One of the issues I’ve been covering on this blog is a series of putative class actions in Georgia arising out of a Georgia Supreme Court decision in 2012, which held that diminution in value of real property is potentially covered under a property insurance policy (see my summary of the Georgia Supreme Court decision if you’d like more background on this). The Georgia Supreme Court essentially extended its prior ruling in an auto insurance case to the property insurance context, although it is somewhat counterintuitive that real property, after it is repaired, would see a reduction in value (as opposed to an increase in value).
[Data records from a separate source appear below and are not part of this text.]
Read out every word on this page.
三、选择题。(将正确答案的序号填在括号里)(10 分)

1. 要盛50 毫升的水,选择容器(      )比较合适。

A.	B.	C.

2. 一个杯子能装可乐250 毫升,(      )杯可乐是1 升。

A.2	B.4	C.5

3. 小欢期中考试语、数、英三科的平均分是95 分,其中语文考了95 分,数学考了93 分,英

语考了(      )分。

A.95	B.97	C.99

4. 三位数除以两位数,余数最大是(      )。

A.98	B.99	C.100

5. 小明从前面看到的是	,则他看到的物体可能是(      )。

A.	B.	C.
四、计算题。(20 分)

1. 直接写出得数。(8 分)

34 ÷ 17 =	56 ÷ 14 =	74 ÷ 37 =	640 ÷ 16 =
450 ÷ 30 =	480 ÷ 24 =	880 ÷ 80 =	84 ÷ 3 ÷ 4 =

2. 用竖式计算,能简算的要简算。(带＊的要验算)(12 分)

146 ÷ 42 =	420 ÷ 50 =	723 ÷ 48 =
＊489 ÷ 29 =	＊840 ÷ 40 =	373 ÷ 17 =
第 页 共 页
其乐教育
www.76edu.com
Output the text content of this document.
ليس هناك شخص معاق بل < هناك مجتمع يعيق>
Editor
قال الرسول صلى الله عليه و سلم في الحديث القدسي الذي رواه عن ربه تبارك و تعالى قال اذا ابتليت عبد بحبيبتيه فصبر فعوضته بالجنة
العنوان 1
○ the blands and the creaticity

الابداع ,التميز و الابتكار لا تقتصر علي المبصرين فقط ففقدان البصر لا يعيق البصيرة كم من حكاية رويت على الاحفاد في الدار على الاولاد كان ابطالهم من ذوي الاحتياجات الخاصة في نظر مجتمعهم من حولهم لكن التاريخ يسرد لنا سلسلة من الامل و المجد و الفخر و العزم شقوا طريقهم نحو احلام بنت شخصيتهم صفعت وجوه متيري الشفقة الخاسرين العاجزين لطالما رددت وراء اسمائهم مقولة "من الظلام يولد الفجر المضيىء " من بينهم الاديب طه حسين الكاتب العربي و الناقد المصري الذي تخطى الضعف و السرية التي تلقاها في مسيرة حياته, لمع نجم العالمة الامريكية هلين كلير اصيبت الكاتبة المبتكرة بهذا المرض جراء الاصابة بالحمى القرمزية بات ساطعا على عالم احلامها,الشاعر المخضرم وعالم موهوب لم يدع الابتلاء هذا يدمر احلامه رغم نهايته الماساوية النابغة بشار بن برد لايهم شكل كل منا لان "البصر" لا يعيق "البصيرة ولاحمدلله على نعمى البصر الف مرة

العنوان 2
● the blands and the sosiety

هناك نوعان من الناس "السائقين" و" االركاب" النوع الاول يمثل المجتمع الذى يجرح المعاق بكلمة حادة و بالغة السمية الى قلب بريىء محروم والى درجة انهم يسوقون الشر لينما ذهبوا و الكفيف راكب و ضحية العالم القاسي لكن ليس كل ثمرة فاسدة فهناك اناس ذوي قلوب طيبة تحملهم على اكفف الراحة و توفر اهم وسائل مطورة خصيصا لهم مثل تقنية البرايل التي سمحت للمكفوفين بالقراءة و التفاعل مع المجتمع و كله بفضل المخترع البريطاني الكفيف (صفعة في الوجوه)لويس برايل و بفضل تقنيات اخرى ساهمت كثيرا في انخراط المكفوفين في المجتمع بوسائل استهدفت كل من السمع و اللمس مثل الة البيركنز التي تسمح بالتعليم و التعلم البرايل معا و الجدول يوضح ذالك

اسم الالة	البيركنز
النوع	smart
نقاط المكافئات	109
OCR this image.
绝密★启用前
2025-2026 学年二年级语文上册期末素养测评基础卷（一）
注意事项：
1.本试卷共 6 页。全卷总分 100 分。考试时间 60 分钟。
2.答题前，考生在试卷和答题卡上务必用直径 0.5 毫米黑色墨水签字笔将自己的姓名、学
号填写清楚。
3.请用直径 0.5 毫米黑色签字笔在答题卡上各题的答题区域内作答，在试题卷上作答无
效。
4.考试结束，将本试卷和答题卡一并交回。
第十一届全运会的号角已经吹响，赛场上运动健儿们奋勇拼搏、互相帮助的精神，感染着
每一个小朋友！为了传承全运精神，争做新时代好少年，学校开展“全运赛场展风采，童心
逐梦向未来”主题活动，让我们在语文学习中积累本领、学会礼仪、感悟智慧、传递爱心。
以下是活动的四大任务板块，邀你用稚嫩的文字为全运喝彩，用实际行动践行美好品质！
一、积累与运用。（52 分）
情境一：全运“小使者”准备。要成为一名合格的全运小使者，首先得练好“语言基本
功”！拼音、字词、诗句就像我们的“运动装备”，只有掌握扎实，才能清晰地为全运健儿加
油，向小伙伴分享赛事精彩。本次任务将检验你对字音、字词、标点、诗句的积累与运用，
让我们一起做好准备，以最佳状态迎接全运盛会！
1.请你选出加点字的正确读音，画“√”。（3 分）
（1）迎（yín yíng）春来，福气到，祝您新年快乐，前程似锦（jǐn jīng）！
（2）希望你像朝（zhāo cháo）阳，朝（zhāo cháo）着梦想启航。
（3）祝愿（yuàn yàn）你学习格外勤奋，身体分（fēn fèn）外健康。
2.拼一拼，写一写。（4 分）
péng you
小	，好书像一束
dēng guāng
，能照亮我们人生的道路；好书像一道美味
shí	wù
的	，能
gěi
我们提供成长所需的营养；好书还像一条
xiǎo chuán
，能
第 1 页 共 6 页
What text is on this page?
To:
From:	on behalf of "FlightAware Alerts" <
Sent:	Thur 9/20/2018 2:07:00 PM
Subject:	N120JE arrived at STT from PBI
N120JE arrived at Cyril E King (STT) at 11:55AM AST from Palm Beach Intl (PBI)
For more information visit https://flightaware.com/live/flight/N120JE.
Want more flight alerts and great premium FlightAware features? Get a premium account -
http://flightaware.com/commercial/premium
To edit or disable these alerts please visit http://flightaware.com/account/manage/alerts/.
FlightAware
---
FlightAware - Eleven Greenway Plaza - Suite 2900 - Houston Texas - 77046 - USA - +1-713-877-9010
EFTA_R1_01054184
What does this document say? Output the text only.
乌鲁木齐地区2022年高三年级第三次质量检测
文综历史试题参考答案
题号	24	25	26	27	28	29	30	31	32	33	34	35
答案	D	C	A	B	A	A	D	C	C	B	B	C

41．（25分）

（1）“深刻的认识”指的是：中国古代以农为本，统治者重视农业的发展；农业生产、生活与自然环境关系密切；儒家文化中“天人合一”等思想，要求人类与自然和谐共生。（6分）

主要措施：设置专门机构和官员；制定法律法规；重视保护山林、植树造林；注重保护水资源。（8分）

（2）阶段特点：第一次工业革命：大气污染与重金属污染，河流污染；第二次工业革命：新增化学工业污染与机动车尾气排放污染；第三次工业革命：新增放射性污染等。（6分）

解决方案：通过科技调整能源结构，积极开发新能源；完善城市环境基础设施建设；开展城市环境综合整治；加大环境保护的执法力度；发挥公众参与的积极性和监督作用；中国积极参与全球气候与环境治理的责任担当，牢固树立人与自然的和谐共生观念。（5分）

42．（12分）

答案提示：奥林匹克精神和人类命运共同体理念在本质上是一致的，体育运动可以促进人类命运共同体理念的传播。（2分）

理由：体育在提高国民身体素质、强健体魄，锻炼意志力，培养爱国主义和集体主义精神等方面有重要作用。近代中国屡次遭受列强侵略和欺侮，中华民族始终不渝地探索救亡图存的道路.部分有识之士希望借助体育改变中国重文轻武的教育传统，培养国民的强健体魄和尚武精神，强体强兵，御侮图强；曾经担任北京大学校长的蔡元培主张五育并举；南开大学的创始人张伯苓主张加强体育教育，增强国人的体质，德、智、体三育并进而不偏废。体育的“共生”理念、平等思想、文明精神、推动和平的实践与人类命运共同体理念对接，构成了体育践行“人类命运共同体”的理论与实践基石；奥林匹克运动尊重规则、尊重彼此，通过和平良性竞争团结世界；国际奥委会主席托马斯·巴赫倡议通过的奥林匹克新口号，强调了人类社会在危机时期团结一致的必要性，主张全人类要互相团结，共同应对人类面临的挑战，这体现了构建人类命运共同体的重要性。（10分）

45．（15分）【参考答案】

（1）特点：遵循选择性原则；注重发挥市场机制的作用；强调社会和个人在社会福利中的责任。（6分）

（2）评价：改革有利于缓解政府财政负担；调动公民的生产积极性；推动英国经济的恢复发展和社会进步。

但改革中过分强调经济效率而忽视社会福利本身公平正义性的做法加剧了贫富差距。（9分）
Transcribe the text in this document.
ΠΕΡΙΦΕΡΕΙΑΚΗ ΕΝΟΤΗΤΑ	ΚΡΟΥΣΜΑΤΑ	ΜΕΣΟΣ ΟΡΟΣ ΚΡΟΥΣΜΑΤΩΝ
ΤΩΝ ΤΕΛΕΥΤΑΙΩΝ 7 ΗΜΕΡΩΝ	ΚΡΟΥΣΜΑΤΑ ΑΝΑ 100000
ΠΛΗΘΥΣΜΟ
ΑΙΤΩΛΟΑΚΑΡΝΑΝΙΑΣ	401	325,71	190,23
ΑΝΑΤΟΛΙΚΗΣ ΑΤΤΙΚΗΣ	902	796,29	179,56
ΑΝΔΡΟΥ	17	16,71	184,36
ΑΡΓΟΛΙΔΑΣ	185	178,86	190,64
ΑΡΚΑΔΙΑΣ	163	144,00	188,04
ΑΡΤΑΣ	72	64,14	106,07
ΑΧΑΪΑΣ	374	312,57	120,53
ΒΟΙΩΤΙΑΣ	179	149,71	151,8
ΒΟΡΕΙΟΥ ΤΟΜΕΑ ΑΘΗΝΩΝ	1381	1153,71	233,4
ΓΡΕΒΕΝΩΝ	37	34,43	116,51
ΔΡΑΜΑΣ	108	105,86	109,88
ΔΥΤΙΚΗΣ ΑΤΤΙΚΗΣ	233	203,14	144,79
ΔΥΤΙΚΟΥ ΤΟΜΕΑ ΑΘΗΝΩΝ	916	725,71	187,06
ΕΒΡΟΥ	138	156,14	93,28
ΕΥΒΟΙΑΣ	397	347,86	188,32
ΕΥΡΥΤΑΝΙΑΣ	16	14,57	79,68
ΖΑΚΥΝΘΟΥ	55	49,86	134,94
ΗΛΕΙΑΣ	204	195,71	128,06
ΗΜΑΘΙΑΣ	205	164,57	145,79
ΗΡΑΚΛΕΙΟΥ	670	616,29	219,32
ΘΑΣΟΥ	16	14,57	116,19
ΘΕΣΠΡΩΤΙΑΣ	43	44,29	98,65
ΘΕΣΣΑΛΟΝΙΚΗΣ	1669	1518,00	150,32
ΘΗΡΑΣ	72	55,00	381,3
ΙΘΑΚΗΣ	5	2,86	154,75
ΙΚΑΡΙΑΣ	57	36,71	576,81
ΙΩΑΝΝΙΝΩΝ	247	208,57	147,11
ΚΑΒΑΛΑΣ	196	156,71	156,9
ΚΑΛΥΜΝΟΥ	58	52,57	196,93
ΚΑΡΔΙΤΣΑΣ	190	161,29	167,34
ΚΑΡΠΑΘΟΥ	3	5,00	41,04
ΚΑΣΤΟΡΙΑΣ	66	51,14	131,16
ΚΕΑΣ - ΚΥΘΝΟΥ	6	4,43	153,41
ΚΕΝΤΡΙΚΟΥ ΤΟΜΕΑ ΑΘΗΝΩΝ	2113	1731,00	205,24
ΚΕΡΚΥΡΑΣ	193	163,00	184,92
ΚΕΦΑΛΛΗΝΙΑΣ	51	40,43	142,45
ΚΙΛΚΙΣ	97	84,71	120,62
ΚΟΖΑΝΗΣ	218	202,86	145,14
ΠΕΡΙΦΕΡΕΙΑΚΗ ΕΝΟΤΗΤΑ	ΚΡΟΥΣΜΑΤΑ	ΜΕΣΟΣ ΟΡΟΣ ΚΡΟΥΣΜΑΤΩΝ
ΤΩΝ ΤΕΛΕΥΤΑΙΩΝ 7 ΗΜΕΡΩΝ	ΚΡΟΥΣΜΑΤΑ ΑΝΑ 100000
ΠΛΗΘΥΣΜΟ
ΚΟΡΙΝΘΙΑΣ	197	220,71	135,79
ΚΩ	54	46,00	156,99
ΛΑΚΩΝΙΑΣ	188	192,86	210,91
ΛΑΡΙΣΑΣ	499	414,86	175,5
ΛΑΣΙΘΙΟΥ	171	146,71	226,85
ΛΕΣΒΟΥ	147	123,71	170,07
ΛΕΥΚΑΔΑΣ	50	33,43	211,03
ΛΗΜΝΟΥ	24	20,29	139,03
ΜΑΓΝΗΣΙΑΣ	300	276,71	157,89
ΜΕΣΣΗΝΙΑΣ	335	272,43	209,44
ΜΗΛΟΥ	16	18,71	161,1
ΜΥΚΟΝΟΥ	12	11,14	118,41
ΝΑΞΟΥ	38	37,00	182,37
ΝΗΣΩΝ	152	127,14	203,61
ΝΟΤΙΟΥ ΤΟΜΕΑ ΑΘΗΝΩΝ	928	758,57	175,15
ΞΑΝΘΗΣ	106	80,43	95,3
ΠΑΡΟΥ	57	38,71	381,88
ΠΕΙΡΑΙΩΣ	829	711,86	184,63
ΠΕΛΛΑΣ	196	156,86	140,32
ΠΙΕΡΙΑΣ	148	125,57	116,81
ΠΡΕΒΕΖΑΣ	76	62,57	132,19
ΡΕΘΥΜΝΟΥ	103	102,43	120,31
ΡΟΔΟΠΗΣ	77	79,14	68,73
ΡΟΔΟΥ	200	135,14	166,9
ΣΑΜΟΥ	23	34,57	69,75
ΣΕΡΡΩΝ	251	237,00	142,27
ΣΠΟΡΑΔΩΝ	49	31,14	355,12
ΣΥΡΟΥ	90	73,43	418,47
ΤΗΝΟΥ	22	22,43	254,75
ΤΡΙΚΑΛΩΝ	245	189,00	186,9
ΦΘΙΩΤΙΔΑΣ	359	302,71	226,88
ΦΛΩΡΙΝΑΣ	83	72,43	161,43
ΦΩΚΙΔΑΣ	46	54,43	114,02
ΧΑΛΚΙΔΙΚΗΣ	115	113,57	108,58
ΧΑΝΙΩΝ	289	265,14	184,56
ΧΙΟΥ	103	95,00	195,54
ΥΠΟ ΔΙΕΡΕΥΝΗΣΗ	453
Earlier this week, a Georgia federal court granted class certification, in part, in Thompson v. State Farm Fire & Casualty Company, 2016 U.S. Dist. LEXIS 30308 (M.D. Ga. Mar. 9, 2016). The class was defined as homeowners who, within the six-year period prior to the filing of the lawsuit, made claims arising from water damage to their homes. The class was limited to a claim for breach of contract based on State Farm’s failure to make assessments for potential diminished value. Key points from the ruling included:

  • State Farm apparently took the position that it does not assess or pay for diminished value, and its policy never covers diminished value, notwithstanding the Georgia Supreme Court’s decision. The court found that State Farm Mutual Auto. Ins. Co. v. Mabry (the auto insurance case) required these assessments. Insurers that do not dispute that their policies potentially cover diminished value in Georgia, and that make assessments for diminished value where appropriate, are likely to be in a different position.
  • With respect to the claim for failure to assess for diminished value, the court found that common issues predominated because State Farm did not make any such assessments, and because damages potentially could be based on the cost of the assessment. at *32. The court did not explain how, under the policy, the insured could recover the cost of the assessment. That puzzles me. Mabry involved declaratory and injunctive relief.
  • The court denied the motion for certification with respect to the claim for State Farm’s failure to pay for diminished value. Common issues did not predominate on that claim because “State Farm can avoid liability, not just an award of damages, by showing that an individual property did not suffer diminished value,” and the “necessary determination of whether each class member suffered diminished value renders breach anything but a common question.” at *23-24. Because State Farm would be entitled to make this showing for every class member, common issues did not predominate. Id. at *26-27. This is consistent with other insurance class action decisions.

This decision seems likely to heat up the diminution in value class action litigation in Georgia, although insurers that are handling the issue differently will have different arguments to make in defending against class certification. As I noted in my February 2 post, Liberty Mutual recently obtained dismissal of a declaratory judgment claim in one of these cases.